Fighting the pack busting urge

keep_it_simpleFor three weeks now I have been free from the wrath that was the unopened retail pack. Since busting this horrifically ordinary retail tin of 2008 Sweet Spot, I have managed to steer clear of the card aisle at “big box”  stores and have not spent a dime on a unopened pack anywhere.

My lone trip to the card shop two weeks ago was to purchase tobacco card-size top loaders for my on-going Allen & Ginter “Baseball Icons” insert set. I contemplated buying a single pack of 2008 UD Documentary, you know, just to try it out. But when I realized what a mess the product is, I tossed the pack back in the box. Thank God I made that decision. I saved myself $3, or a tank and a half of gas. In these economic times, I have to think about my card purchases that way.

I hit this wall every year or so, and usually right around the holidays, when the shelves are packed with crappy, unnecessary end-of-the-year releases and high-risk, high-reward type of stuff to appease the card gamblers looking to score one more big hit before the new year.

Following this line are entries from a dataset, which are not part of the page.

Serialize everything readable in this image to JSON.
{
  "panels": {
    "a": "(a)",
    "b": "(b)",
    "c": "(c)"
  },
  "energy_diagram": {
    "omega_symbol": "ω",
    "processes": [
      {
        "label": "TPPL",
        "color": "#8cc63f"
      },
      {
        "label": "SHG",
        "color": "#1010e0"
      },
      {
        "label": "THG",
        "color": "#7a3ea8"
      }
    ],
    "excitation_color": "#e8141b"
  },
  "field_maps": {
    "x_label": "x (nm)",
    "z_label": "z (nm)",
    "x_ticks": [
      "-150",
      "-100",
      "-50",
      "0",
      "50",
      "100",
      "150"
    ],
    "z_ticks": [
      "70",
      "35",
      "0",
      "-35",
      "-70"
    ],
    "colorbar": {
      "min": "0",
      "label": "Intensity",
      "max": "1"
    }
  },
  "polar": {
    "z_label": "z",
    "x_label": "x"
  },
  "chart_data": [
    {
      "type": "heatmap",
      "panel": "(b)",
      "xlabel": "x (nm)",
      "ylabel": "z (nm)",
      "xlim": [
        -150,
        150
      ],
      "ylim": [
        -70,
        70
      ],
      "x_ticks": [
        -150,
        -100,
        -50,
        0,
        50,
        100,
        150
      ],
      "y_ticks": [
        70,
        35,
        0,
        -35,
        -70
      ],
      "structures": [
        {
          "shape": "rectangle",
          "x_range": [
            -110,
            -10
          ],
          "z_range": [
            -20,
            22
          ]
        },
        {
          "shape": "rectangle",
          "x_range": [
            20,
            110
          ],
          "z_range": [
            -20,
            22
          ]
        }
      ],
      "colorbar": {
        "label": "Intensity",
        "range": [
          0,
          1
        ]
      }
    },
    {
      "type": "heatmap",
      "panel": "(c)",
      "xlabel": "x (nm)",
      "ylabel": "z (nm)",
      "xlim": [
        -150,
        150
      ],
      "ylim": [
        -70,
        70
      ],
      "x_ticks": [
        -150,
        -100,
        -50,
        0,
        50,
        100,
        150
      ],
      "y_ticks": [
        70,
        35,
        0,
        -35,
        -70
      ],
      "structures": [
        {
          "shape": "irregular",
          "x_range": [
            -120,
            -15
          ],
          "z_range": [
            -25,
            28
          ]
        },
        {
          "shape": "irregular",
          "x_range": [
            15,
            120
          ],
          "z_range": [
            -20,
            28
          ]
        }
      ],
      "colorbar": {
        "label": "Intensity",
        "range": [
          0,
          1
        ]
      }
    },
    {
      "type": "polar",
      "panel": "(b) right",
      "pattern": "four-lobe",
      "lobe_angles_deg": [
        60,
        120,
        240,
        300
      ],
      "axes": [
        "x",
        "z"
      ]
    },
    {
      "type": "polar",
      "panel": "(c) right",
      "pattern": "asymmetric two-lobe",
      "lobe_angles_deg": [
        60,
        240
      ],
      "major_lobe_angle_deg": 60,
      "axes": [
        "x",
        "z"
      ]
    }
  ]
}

But this time I really want to stick to my personal promise to cut down on the crap. And honestly, I’ve really got no choice. The economy is in horrible shape, I could be let go from my job at any time, and I’ve got a baby who is expected to be born sometime in the next four weeks. There is no room to gamble with the few dollars and cents I’ve earned. Not now. If I’m going to spend my money (mainly PayPal funds amassed from trading on eBay) on cards, I damn well know what I’m getting — cards that I’ll be able to enjoy, and not necessarily ones worth hundreds of dollars.

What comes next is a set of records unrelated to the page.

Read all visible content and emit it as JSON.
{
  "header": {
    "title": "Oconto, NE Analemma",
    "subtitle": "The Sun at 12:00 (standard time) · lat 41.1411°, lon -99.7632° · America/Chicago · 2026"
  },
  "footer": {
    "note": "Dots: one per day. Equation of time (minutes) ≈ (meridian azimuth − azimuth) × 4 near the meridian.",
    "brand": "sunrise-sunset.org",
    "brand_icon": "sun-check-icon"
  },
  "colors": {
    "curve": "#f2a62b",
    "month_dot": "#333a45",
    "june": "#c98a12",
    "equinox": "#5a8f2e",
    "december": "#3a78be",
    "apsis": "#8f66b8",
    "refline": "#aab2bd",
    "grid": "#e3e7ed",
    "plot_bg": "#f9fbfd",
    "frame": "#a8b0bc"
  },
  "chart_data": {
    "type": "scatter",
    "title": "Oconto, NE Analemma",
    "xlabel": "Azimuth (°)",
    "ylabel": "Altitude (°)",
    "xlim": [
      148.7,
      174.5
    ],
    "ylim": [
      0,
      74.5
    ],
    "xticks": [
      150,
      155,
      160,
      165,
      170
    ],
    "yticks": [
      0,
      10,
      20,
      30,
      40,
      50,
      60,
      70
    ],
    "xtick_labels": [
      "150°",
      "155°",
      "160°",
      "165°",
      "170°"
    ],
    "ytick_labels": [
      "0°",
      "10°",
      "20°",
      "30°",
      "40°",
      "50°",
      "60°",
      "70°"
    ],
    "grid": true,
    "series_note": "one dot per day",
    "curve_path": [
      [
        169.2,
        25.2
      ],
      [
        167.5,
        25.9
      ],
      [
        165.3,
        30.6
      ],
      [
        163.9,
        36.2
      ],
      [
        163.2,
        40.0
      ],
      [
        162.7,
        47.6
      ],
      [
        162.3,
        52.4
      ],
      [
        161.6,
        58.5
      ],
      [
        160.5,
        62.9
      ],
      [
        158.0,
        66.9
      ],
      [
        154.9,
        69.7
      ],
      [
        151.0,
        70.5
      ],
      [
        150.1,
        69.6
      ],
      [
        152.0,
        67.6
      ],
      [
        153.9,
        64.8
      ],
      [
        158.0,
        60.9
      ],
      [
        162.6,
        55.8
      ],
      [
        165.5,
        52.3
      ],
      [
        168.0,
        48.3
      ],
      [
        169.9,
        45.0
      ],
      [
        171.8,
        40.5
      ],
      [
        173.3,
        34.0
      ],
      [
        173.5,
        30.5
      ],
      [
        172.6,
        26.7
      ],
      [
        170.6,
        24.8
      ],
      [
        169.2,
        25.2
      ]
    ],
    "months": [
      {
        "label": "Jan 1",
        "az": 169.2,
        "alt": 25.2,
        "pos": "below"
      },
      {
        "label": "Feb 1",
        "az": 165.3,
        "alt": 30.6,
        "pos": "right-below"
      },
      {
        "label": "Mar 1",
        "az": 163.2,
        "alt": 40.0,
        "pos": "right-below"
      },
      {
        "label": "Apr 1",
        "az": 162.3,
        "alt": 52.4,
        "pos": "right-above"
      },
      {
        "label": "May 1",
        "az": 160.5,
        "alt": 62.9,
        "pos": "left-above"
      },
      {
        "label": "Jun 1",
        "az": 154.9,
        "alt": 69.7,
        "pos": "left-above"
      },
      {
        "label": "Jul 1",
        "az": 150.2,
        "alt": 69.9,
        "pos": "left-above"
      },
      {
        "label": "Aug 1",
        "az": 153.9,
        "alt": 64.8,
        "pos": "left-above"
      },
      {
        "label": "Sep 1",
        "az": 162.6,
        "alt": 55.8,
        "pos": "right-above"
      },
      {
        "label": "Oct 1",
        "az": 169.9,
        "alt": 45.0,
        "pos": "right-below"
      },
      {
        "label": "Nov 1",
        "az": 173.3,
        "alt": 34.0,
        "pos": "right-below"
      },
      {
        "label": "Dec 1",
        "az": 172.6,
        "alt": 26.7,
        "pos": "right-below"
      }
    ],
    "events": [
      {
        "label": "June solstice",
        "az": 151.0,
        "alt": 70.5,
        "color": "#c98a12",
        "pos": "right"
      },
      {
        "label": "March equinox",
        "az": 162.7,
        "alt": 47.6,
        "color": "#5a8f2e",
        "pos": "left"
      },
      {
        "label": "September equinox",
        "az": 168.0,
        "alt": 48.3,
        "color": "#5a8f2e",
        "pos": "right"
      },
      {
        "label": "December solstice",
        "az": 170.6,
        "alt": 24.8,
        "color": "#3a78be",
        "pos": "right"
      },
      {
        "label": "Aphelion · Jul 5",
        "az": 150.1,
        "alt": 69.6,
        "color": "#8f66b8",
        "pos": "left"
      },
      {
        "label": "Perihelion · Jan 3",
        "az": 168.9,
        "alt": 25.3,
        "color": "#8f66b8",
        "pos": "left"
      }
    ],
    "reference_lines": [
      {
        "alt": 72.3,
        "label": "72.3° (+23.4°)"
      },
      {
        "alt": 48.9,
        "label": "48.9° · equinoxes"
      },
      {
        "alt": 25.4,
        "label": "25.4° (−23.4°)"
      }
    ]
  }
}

This statement has been made hundreds of times over by collectors who’ve been burned by a box or pricey pack, but it is my personal quest to make sure that I can get through the new year without buying another pack, and hopefully I can make it until the release of 2009 Topps baseball.

It would be impossible — and stupid — f0r me to swear off opening packs completely because I  enjoy them too much and I find them to be part of the hobby. But what I am saying is that by and large it is unnecessary for me to open packs between now and February, when the new Topps release hits the shelves.

And if you’re asking yourself what is so special about the Topps release. It’s really nothing, but everything.

Like the sweet smell of freshly cut grass, the taste of a mouthful of sunflower seeds or the sound of two kids trading their football for a baseball and a glove, the new Topps set each year marks the beginning of a new season.

And while the base cards — and most of the inserts — are never really “worth” much, it is this set, and this set alone, that I get the most joy out of opening. Will I ever get this fact through my thick skull? I have no idea. But perhaps the circumstances will finally force that upon me and I’ll think twice about spending another penny on an unopened pack that is not part of the base Topps set.